2) Unlike the United Nations, which spearheaded an independent investigation of oil-for-food, the Bush administration has:
– Declined to take part in the whistle-blower case against Custer Battles, the firm accused of defrauding U.S. taxpayers of $50 million in Iraq reconstruction funds.
– Offered Halliburton early access to damning audits of its business practices in Iraq so it could scrub out the parts it didn’t like.
– Still failed to organize an overarching, independent investigation into detainee abuse scandals at U.S. prisons, nearly a year after the Abu Ghraib photos were released.
3) None of the money involved came from American taxpayers. Oil-for-food allowed the Iraqi government to sell Iraqi oil to pay for food, infrastructure, medicine and humanitarian goods. No U.S. money was involved.
4) The Bush administration dropped the ball on stopping the corruption (not once, but dozens of times).
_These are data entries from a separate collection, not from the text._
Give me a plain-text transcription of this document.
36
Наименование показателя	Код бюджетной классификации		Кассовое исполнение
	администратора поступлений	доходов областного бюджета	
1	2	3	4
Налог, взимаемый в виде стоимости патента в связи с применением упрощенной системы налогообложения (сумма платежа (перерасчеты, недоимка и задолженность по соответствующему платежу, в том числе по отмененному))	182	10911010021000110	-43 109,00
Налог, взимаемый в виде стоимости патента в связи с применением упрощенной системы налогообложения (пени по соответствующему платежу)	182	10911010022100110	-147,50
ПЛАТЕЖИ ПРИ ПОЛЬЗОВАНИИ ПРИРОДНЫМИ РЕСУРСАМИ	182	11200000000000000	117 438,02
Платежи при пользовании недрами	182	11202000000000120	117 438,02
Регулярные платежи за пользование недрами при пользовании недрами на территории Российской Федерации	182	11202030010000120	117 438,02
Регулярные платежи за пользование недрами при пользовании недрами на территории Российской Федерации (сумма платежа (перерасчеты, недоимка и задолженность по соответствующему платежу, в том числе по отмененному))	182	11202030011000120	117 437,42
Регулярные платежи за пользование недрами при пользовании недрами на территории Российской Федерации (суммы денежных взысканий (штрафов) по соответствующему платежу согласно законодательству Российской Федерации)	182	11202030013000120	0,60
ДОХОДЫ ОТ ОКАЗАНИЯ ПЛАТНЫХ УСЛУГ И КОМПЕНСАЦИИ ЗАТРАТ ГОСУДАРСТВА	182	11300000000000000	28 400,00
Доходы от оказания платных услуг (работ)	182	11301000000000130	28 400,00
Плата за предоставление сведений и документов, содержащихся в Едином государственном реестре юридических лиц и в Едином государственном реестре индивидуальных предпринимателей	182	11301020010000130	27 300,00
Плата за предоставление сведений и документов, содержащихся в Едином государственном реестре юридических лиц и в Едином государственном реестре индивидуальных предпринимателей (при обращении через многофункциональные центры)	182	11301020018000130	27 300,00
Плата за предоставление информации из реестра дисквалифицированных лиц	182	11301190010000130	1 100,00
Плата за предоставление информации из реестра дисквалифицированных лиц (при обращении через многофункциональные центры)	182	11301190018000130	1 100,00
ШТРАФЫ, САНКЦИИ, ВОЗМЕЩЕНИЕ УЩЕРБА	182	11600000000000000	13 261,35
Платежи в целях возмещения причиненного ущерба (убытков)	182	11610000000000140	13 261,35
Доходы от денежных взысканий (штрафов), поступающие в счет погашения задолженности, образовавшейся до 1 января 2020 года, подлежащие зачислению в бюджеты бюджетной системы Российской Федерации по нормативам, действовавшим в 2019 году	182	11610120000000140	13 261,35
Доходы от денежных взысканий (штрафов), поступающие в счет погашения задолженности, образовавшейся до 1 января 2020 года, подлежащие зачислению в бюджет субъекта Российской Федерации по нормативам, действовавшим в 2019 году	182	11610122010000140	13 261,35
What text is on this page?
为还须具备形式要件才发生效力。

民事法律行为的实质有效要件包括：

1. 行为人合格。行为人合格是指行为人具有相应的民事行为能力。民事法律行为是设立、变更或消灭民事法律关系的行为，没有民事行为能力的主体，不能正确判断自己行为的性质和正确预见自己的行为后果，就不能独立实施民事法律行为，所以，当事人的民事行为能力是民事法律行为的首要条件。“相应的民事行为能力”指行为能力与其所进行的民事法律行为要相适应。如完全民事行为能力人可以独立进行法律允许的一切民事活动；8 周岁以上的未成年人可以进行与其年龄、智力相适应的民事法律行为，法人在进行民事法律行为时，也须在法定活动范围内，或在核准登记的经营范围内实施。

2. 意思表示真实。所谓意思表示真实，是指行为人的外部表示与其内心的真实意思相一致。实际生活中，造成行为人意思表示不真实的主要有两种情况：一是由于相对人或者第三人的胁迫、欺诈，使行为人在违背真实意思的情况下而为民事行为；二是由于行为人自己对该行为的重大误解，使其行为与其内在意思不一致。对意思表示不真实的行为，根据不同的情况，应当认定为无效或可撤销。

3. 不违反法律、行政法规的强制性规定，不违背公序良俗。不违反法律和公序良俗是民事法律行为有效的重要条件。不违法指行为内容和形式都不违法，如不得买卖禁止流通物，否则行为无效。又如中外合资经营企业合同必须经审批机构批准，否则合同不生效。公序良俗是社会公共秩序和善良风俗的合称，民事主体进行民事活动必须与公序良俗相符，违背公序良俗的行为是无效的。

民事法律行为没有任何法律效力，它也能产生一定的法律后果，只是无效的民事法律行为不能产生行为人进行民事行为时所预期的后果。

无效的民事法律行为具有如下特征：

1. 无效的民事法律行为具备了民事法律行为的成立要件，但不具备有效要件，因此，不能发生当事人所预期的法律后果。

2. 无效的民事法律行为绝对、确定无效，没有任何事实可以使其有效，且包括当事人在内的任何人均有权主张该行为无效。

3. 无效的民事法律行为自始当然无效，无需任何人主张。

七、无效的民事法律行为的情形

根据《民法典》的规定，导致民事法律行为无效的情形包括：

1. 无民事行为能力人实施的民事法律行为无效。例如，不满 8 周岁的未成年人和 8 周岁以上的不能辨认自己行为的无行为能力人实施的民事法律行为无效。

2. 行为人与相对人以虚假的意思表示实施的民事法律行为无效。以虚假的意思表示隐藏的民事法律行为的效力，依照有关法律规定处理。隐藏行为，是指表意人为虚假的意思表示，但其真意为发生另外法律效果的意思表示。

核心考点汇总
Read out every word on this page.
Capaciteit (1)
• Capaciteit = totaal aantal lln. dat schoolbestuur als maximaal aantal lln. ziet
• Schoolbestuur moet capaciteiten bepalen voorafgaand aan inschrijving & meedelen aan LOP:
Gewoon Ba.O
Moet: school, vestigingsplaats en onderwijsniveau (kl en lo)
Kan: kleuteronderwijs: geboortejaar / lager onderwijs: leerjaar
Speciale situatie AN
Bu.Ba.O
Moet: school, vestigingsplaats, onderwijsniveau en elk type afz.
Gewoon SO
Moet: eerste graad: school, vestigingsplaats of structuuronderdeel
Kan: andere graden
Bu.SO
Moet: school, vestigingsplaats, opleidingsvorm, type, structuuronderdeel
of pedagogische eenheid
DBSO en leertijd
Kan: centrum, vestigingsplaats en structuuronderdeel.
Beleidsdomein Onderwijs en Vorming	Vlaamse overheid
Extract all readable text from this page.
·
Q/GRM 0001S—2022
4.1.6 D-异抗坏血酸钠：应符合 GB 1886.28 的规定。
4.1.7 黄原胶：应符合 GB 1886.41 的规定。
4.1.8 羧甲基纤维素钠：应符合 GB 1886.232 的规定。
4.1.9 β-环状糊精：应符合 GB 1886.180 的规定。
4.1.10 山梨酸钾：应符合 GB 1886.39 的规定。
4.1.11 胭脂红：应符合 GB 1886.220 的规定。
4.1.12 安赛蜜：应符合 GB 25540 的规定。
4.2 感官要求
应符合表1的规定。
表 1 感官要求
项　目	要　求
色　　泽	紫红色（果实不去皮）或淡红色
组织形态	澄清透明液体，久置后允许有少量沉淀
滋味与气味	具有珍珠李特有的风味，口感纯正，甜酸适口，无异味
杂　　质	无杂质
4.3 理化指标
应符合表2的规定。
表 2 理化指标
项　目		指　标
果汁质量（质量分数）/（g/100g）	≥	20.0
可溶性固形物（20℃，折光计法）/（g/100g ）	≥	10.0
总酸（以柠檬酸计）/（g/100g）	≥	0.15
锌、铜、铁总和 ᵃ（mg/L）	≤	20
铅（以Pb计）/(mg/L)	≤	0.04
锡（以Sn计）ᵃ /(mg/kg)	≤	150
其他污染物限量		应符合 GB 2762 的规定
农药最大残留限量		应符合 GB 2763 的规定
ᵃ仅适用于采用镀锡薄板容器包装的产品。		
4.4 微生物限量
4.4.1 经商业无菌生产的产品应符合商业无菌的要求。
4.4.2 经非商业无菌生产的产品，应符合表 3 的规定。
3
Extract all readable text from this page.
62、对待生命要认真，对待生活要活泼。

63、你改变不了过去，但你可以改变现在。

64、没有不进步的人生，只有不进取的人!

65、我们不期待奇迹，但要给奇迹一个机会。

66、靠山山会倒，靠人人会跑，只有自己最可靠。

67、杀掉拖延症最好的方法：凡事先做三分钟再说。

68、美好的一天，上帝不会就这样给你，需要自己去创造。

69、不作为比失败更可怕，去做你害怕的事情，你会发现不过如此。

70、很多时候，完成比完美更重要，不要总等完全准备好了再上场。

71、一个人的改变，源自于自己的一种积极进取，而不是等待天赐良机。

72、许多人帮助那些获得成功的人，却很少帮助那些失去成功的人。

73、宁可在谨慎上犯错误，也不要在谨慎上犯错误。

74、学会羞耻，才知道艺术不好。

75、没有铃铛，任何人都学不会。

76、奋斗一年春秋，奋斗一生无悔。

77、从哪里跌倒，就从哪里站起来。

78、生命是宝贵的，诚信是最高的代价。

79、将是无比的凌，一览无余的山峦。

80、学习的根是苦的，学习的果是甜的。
U.N. Ambassador John Negroponte “had the power to veto all sales of Iraqi oil and all Iraqi purchases of goods financed with oil-for-food revenues,” and failed to do so despite U.N. administrators identifying at least 70 cases for potential over-pricing of oil between 2001 and 2002.
5) A new Transparency International report released this month finds that Iraq is becoming “the biggest corruption scandal in history” under U.S. leadership.